Scott Croonquist, executive director of the Association of Metropolitan School Districts, said early feedback from school leaders in the metro area has been generally positive. Many were working on plans to bring students back and are glad to have the OK from the state. But he said staffing remains the biggest question. Schools have struggled to find enough substitutes to fill in behind absent teachers and staff.
"You can't be offering in-person instruction unless you have the staff available to do that," he said.
Denise Specht, president of Education Minnesota, the state teachers union, said in a statement that the plan is "workable" — if schools follow through on enhanced safety measures and people do their part to stop the spread of the virus outside school buildings.
The state's revised plan requires schools to follow existing COVID-19 safety guidelines, plus a few more. The state will provide face masks and shields for school staff. Students must wear a face covering, including for indoor physical activity like gym class. Elementary students will need to eat all meals in their classrooms, or outside if the weather permits.
In addition, the state will train school staff and provide saliva COVID-19 test kits so teachers can be tested for the virus every other week, if they choose. Schools are also expected to add clear barriers to classrooms and other spaces where teachers and classroom assistants cannot be 6 feet away from students.
Schools offering in-person instruction are "strongly recommended" to allow for at least 3 feet of physical distancing between students, staff and other people in school buildings.
"If districts meet the new high bar for safety for students and staff, and there are swift, serious consequences for the few employers who might cut corners, this plan could get more buildings open for the littlest learners," Specht said.

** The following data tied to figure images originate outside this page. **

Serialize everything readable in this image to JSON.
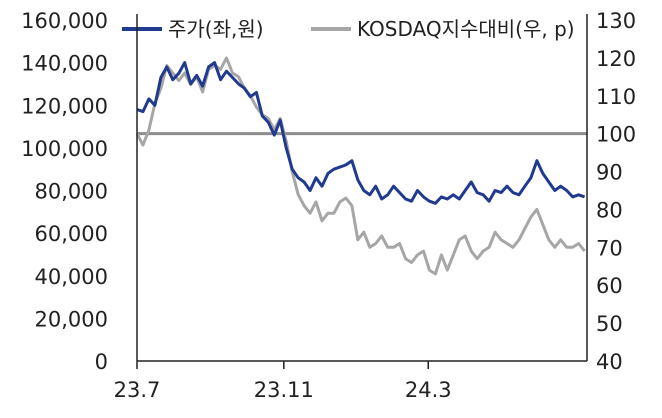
{
  "chart_data": {
    "type": "line",
    "title": "",
    "xlabel": "",
    "ylabel": "",
    "x_tick_labels": [
      "23.7",
      "23.11",
      "24.3"
    ],
    "x_ticks": [
      "2023-07-01",
      "2023-11-01",
      "2024-03-01"
    ],
    "x_range": [
      "2023-07-01",
      "2024-07-12"
    ],
    "y_left": {
      "range": [
        0,
        160000
      ],
      "ticks": [
        0,
        20000,
        40000,
        60000,
        80000,
        100000,
        120000,
        140000,
        160000
      ],
      "tick_labels": [
        "0",
        "20,000",
        "40,000",
        "60,000",
        "80,000",
        "100,000",
        "120,000",
        "140,000",
        "160,000"
      ]
    },
    "y_right": {
      "range": [
        40,
        130
      ],
      "ticks": [
        40,
        50,
        60,
        70,
        80,
        90,
        100,
        110,
        120,
        130
      ],
      "tick_labels": [
        "40",
        "50",
        "60",
        "70",
        "80",
        "90",
        "100",
        "110",
        "120",
        "130"
      ]
    },
    "reference_line": {
      "axis": "right",
      "value": 100,
      "color": "#8c8c8c"
    },
    "legend": {
      "placement": "top",
      "entries": [
        "주가(좌,원)",
        "KOSDAQ지수대비(우, p)"
      ]
    },
    "grid": false,
    "series": [
      {
        "name": "주가(좌,원)",
        "axis": "left",
        "color": "#1f3a8f",
        "x": [
          "2023-07-01",
          "2023-07-06",
          "2023-07-11",
          "2023-07-16",
          "2023-07-21",
          "2023-07-26",
          "2023-07-31",
          "2023-08-05",
          "2023-08-10",
          "2023-08-15",
          "2023-08-20",
          "2023-08-25",
          "2023-08-30",
          "2023-09-04",
          "2023-09-09",
          "2023-09-14",
          "2023-09-19",
          "2023-09-24",
          "2023-09-29",
          "2023-10-04",
          "2023-10-09",
          "2023-10-14",
          "2023-10-19",
          "2023-10-24",
          "2023-10-29",
          "2023-11-03",
          "2023-11-08",
          "2023-11-13",
          "2023-11-18",
          "2023-11-23",
          "2023-11-28",
          "2023-12-03",
          "2023-12-08",
          "2023-12-13",
          "2023-12-18",
          "2023-12-23",
          "2023-12-28",
          "2024-01-02",
          "2024-01-07",
          "2024-01-12",
          "2024-01-17",
          "2024-01-22",
          "2024-01-27",
          "2024-02-01",
          "2024-02-06",
          "2024-02-11",
          "2024-02-16",
          "2024-02-21",
          "2024-02-26",
          "2024-03-02",
          "2024-03-07",
          "2024-03-12",
          "2024-03-17",
          "2024-03-22",
          "2024-03-27",
          "2024-04-01",
          "2024-04-06",
          "2024-04-11",
          "2024-04-16",
          "2024-04-21",
          "2024-04-26",
          "2024-05-01",
          "2024-05-06",
          "2024-05-11",
          "2024-05-16",
          "2024-05-21",
          "2024-05-26",
          "2024-05-31",
          "2024-06-05",
          "2024-06-10",
          "2024-06-15",
          "2024-06-20",
          "2024-06-25",
          "2024-06-30",
          "2024-07-05",
          "2024-07-10"
        ],
        "values": [
          118000,
          117000,
          123000,
          120000,
          133000,
          138000,
          132000,
          135000,
          140000,
          130000,
          134000,
          129000,
          138000,
          140000,
          132000,
          136000,
          133000,
          130000,
          128000,
          124000,
          126000,
          115000,
          112000,
          106000,
          113000,
          100000,
          90000,
          86000,
          84000,
          80000,
          86000,
          82000,
          88000,
          90000,
          91000,
          92000,
          94000,
          85000,
          80000,
          78000,
          82000,
          76000,
          78000,
          82000,
          79000,
          76000,
          75000,
          80000,
          77000,
          75000,
          74000,
          77000,
          76000,
          78000,
          76000,
          80000,
          84000,
          79000,
          78000,
          75000,
          80000,
          79000,
          82000,
          79000,
          78000,
          82000,
          86000,
          94000,
          88000,
          84000,
          80000,
          82000,
          80000,
          77000,
          78000,
          77000
        ]
      },
      {
        "name": "KOSDAQ지수대비(우, p)",
        "axis": "right",
        "color": "#a6a6a6",
        "x": [
          "2023-07-01",
          "2023-07-06",
          "2023-07-11",
          "2023-07-16",
          "2023-07-21",
          "2023-07-26",
          "2023-07-31",
          "2023-08-05",
          "2023-08-10",
          "2023-08-15",
          "2023-08-20",
          "2023-08-25",
          "2023-08-30",
          "2023-09-04",
          "2023-09-09",
          "2023-09-14",
          "2023-09-19",
          "2023-09-24",
          "2023-09-29",
          "2023-10-04",
          "2023-10-09",
          "2023-10-14",
          "2023-10-19",
          "2023-10-24",
          "2023-10-29",
          "2023-11-03",
          "2023-11-08",
          "2023-11-13",
          "2023-11-18",
          "2023-11-23",
          "2023-11-28",
          "2023-12-03",
          "2023-12-08",
          "2023-12-13",
          "2023-12-18",
          "2023-12-23",
          "2023-12-28",
          "2024-01-02",
          "2024-01-07",
          "2024-01-12",
          "2024-01-17",
          "2024-01-22",
          "2024-01-27",
          "2024-02-01",
          "2024-02-06",
          "2024-02-11",
          "2024-02-16",
          "2024-02-21",
          "2024-02-26",
          "2024-03-02",
          "2024-03-07",
          "2024-03-12",
          "2024-03-17",
          "2024-03-22",
          "2024-03-27",
          "2024-04-01",
          "2024-04-06",
          "2024-04-11",
          "2024-04-16",
          "2024-04-21",
          "2024-04-26",
          "2024-05-01",
          "2024-05-06",
          "2024-05-11",
          "2024-05-16",
          "2024-05-21",
          "2024-05-26",
          "2024-05-31",
          "2024-06-05",
          "2024-06-10",
          "2024-06-15",
          "2024-06-20",
          "2024-06-25",
          "2024-06-30",
          "2024-07-05",
          "2024-07-10"
        ],
        "values": [
          100,
          97,
          101,
          108,
          112,
          118,
          116,
          114,
          116,
          113,
          115,
          111,
          117,
          118,
          117,
          120,
          116,
          115,
          112,
          110,
          107,
          105,
          104,
          101,
          104,
          98,
          90,
          84,
          81,
          79,
          82,
          77,
          79,
          79,
          82,
          83,
          81,
          72,
          74,
          70,
          71,
          73,
          70,
          70,
          71,
          67,
          66,
          68,
          69,
          64,
          63,
          68,
          64,
          68,
          72,
          73,
          69,
          67,
          69,
          70,
          74,
          72,
          71,
          70,
          72,
          75,
          78,
          80,
          76,
          72,
          70,
          72,
          70,
          70,
          71,
          69
        ]
      }
    ]
  }
}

A move from distance to hybrid or in-person learning will require a "rolling start," with no more than three grade levels returning to the building for the first two weeks. For example: A school might bring back kindergarten, first- and second-grade pupils during the last two weeks of January, with third-, fourth- and fifth-graders joining them in February.
Some of the state's largest districts indicated that they would notify families later in the week about their plans. St. Paul Public Schools spokesman Kevin Burns said the district, which has been contemplating a shift to hybrid learning, would communicate with parents by the end of the day Thursday. Minneapolis, Osseo and Rosemount-Apple Valley-Eagan school leaders were also drafting notes to families.
Minnesota's shift for elementary students comes as districts elsewhere around the U.S. move to prioritize in-person learning for young children. Public schools in New York City reopened for elementary students earlier this month. Chicago Public Schools is pushing to bring back elementary students by February, though its plan has been stalled by legal challenges from the teachers union. In Wisconsin, where districts can make school reopening decisions without state input, Gov. Tony Evers didn't offer specific direction for schools but said distance learning has not worked well for many students.
Minnesota districts still will have to work with local and state health and education officials if they want to bring middle and high school students back to school buildings. Secondary schools moving to hybrid or in-person learning will use the same rolling start process and follow the same expanded safety measures as elementary schools.